HS = Horisontal Stabiliser also known as a tailplane in old fixed wing terms the plane at the rear that the elevator attaches to.
Early gyros often did not have one, more recent thinking is they should all have one
Bensen used to fit a stone guard under the prop in an attempt to prevent stones chipping holes out of the prop, not to be confused with an HS. All the modern factory machines have very large HS fitted as part of the design.
A HS reduces the chances of a pitch over, it stabllises the machine.
Early Crickets, bensens and the early RAF2000 did not have them fitted as standard. It is thought that not having one makes them more vulnerable to PIO with catastrophic results. However during the forum debates some who trained without a HS are happy to continue to fly without one as they have been trained to do so.
Note that a number of non UK machines have their HS higher up right square in the prop slip streem, some I believe have different angle of incidence to compensate for engine torque, (my thought is that it's a really neat solution that would also help prevent torqueover.) Some forign RAF owners fit a small moving stab near the top of the mast to increase stability, but i do not think it's approved in the UK.
I believe that the modern factory machines have a large Stab on a long moment arm to act as compensation for not being CLT (centerline thrust). Following an investigation by glasgow universtity all podded single seat machines had to conform to CLT, which in some cases involved a rebuild, in others inverting the gearbox and dropping the keel made the CLT.
I am sure someone will respond to my comments, but I have simply introduced you to the concept. There has been much discussion on the forum regarding this subject. I just hope I have not lit a fire !
(PIO= Pilot Induced Oscilation, which can lead to catastrophic unrecoverable results in a gyro plane unless immediate action is taken... immetiate being critical)
hope this helps
Stability is a design requirement, how that is reached is down to the designer and the approval process.
The design would have to pass the very stringent tests. Because of the stringent testing needed this is no longer something an amater is likely to take on. In the UK variance and evolution is limited to the large companies that can afford the testing. Small modifications can be carried out but even these need approval from the LAA and they will ask for finite details and a test flying plan.
just for example can I fit a motorbike engine to my gyro ? My understanding is this ... and I may be wrong ...... How will the gyro cope with the torque, what prop will you use with what grearbox, how will weight and balance and CLT change ?

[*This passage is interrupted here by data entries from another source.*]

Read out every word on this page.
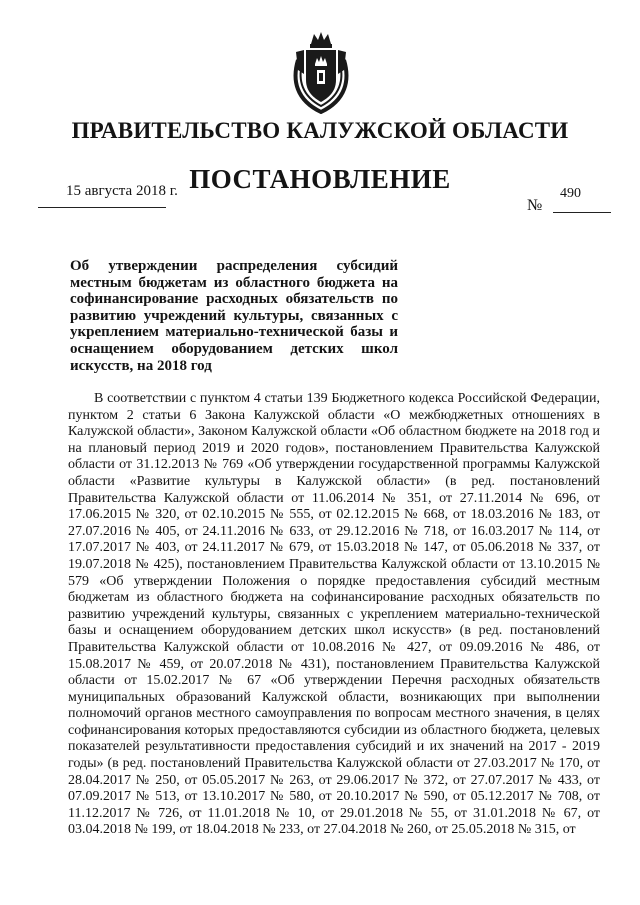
ПРАВИТЕЛЬСТВО КАЛУЖСКОЙ ОБЛАСТИ
ПОСТАНОВЛЕНИЕ
15 августа 2018 г.
№
490

Об утверждении распределения субсидий местным бюджетам из областного бюджета на софинансирование расходных обязательств по развитию учреждений культуры, связанных с укреплением материально-технической базы и оснащением оборудованием детских школ искусств, на 2018 год

В соответствии с пунктом 4 статьи 139 Бюджетного кодекса Российской Федерации, пунктом 2 статьи 6 Закона Калужской области «О межбюджетных отношениях в Калужской области», Законом Калужской области «Об областном бюджете на 2018 год и на плановый период 2019 и 2020 годов», постановлением Правительства Калужской области от 31.12.2013 № 769 «Об утверждении государственной программы Калужской области «Развитие культуры в Калужской области» (в ред. постановлений Правительства Калужской области от 11.06.2014 № 351, от 27.11.2014 № 696, от 17.06.2015 № 320, от 02.10.2015 № 555, от 02.12.2015 № 668, от 18.03.2016 № 183, от 27.07.2016 № 405, от 24.11.2016 № 633, от 29.12.2016 № 718, от 16.03.2017 № 114, от 17.07.2017 № 403, от 24.11.2017 № 679, от 15.03.2018 № 147, от 05.06.2018 № 337, от 19.07.2018 № 425), постановлением Правительства Калужской области от 13.10.2015 № 579 «Об утверждении Положения о порядке предоставления субсидий местным бюджетам из областного бюджета на софинансирование расходных обязательств по развитию учреждений культуры, связанных с укреплением материально-технической базы и оснащением оборудованием детских школ искусств» (в ред. постановлений Правительства Калужской области от 10.08.2016 № 427, от 09.09.2016 № 486, от 15.08.2017 № 459, от 20.07.2018 № 431), постановлением Правительства Калужской области от 15.02.2017 № 67 «Об утверждении Перечня расходных обязательств муниципальных образований Калужской области, возникающих при выполнении полномочий органов местного самоуправления по вопросам местного значения, в целях софинансирования которых предоставляются субсидии из областного бюджета, целевых показателей результативности предоставления субсидий и их значений на 2017 - 2019 годы» (в ред. постановлений Правительства Калужской области от 27.03.2017 № 170, от 28.04.2017 № 250, от 05.05.2017 № 263, от 29.06.2017 № 372, от 27.07.2017 № 433, от 07.09.2017 № 513, от 13.10.2017 № 580, от 20.10.2017 № 590, от 05.12.2017 № 708, от 11.12.2017 № 726, от 11.01.2018 № 10, от 29.01.2018 № 55, от 31.01.2018 № 67, от 03.04.2018 № 199, от 18.04.2018 № 233, от 27.04.2018 № 260, от 25.05.2018 № 315, от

what happens in a crash ?, where will the engine go after impact ?... now prove it by crashing one on a rig. will the engine mount brake, will it split the mast, will the fuel supply cut out, will a fire start ? and so much more. cooling and carb ice will it work on a pusher prop, noise and reliability.
The easiest way to gain a mod is to show that someone else has done it. Even something relitavly simple like changing rotor blades requires a mod application to the LAA. That mod requires flight testing.... by a qualified person, and there are not many of those around. It really is an up hill struggle. Best to buy a machine, rebuild it to spec, get a permit on it, get a licence, convert to your machine, then consider any modifications. It is a long torturous route. I am just suggesting ways to get you building and flying without getting weighed down with paperwork. I once heard someone say that "you can only fly your gyro when the paper work weighs more than the gyro."
To clarify, Sandl: Bensen NEVER characterized his HS as a rock guard. Others did that. He insisted that it was, in fact, a horizontal stabilizer. When he introduced his metal "gull wing" H-stab, he touted its improved aerodynamic performance -- as a HS. Not a word about rocks.
It was neither a very good HS nor an effective rock guard. I took mine off to save weight and couldn't tell the difference.
Bensen expressed a theory (to a rather famous gyronaut acquaintance of mine) that a gyro should have equal projected area ahead of, and behind, its CG when viewed from below. Perhaps this was to make it descend flat in a vertical descent.
A gyro with an adequate H-stab will try to nose down and regain airspeed in a vertical descent. It will require considerable stick back pressure to stay in the vertical descent. This "trying to regain speed" behavior is one aspect of a stable aircraft -- and so it is a good thing.
Bensen's "theory" amounts to a prescription for an aircraft with only neutral stability. That's perhaps OK for an aerobatic pilot, but is less than ideal for a weekend pilot, like most of us.
Igor Bensen, while a clever designer, would occasionally "improve" upon the truth when it suited his interest to do so.